Höhenried – „Wer singt, betet doppelt“ – dieses Zitat des Heiligen Augustinus steht in großen Buchstaben auf der Homepage von Klaus Holzapfel, einem Ingenieur aus dem schwäbischen Ziertheim-Reistingen. Dass in etwa 350 Kirchengemeinden in Deutschland während des Gottesdienstes gesungen wird, ist sein Verdienst – zumindest, was den Gesang mit Orgelbegleitung anbelangt.
Holzapfel ist der Erfinder der „Organola“ – einer mechanischen Spielhilfe, die als Aufsatz auf die Orgel gesetzt wird. Der Apparat ahmt die Finger des Organisten nach – auf Knopfdruck werden die Tasten statt von Menschenhand durch elektronische Impulse von vielen kleinen Metallstiften gedrückt.
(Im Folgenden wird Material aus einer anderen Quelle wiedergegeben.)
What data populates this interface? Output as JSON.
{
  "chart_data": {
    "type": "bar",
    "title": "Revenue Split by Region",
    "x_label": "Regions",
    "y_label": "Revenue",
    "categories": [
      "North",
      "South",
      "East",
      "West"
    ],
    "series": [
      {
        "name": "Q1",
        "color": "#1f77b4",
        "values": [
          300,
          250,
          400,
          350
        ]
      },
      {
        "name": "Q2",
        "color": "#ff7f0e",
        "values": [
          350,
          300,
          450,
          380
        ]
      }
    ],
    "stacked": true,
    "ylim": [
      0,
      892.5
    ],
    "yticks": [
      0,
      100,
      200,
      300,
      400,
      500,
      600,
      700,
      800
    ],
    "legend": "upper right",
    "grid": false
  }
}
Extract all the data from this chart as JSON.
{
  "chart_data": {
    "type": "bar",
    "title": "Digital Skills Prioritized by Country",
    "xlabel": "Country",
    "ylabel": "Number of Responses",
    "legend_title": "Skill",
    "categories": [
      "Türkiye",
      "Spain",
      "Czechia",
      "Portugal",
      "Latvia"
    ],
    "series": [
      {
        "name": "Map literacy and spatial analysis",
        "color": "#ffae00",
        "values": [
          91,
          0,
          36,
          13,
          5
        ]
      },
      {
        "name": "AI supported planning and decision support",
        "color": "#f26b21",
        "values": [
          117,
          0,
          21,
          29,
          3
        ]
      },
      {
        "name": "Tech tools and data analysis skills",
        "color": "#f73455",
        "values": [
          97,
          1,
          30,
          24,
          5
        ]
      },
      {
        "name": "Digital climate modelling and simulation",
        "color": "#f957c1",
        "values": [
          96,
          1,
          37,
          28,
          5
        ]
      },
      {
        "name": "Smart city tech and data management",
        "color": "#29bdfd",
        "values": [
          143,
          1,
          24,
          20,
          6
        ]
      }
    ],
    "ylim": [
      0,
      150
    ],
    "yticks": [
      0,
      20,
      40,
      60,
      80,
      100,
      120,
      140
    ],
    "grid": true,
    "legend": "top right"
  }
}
Eingespielt werden die Lieder von einem Organisten oder als gekauftes Datenpaket, das mit Hilfe eines USB-Sticks weitergegeben wird. Das Gerät erklingt immer dann, wenn der Organist fehlt. „Die Gemeinden sind froh, wieder eine gesangliche Stütze zu haben“, sagt Holzapfel.
Dass es nicht an Gottesdienstbesuchern, sondern an Organisten mangelt, hat Ursula Perkounigg von der Klinikseelsorge Höhenried in der Vergangenheit häufig erlebt. In die Kapelle der Klinik Höhenried in Bernried (Landkreis Weilheim-Schongau) kommen evangelische und katholische Patienten immer sonntags zum Gottesdienst. „Aber dafür brauchen wir natürlich Begleitmusik“, sagt sie.
Nachdem der Organist aus dem Nachbarort, der in der Klinikkapelle spielte, vor zwölf Jahren starb, wurde es schwierig, einen Nachfolger zu finden. „Wir gehören zur Diözese Augsburg“, sagt sie, „dort hat man schließlich auf die Selbstspieleinrichtung von Klaus Holzapfel aufmerksam gemacht.“
Seitdem erklingen Lieder aus dem Gotteslob wie „Großer Gott, wir loben dich“ und „Komm Herr, segne uns, dass wir uns nicht trennen“, ohne dass ein Organist die Tasten drückt. „Manchmal wundern sich die Gottesdienstbesucher und fragen, woher die Musik kommt, wenn niemand an der Orgel sitzt“, sagt Perkounigg und lacht, „aber wenn wir es den Leuten erklären, finden sie es toll.“
Weniger begeistert vom Kirchenorgel-Automat, der je nach Bauart der Orgel zwischen 3000 und 9000 Euro kostet, zeigt sich das Erzbistum München und Freising. Die Anschaffung eines solchen Geräts sei in den dazugehörigen Pfarreien in Oberbayern allerdings generell kein Thema, sagt Ordinariats-Sprecherin Bettina Göbner. „An Organisten mangelt es bei uns eigentlich nicht“, erklärt sie, „doch wenn, würden wir wohl eher von der Anschaffung abraten.“ Laut Göbner würde die Qualität der Kirchenmusik leiden – eine Maschine könne nicht auf die Gemeinde eingehen. „Singen die Kirchenbesucher zum Beispiel etwas langsamer oder dauert das Austeilen der Kommunion länger, richtet sich ein Organist danach“, sagt sie. Ähnlich skeptisch ist Kirchenmusikdirektor Klaus Wedel vom Verband Evangelischer Kirchenmusikerinnen und Kirchenmusiker in Bayern. „Da fehlt der Mensch, der mitatmet“, sagt er auf Anfrage des Evangelischen Pressedienstes.
Ursula Perkounigg freut sich, wenn sie einen Organisten aus der Region für den Gottesdienst in der Klinikkapelle organisieren kann. „Aber immer klappt das nun einmal leider nicht.“ Sie ist froh darüber, den Patienten trotzdem Orgelmusik anbieten zu können – und auch mit der Technik klappe es „in 99 Prozent der Fälle“.
Nicht als Ersatz für Kirchenmusiker, sondern als „Hilfe bei Organistenmangel“ sieht auch der Erfinder selbst die „Organola“. „Ich möchte lediglich Gemeinden helfen, die ohne Orgel singen müssen“, sagt Holzapfel. Kommt trotzdem Kritik, verweist er auf ein anderes Beispiel aus der Kirchengeschichte: Auch bei der Automatisierung der Kirchenglocken hätte es Widerstände gegeben.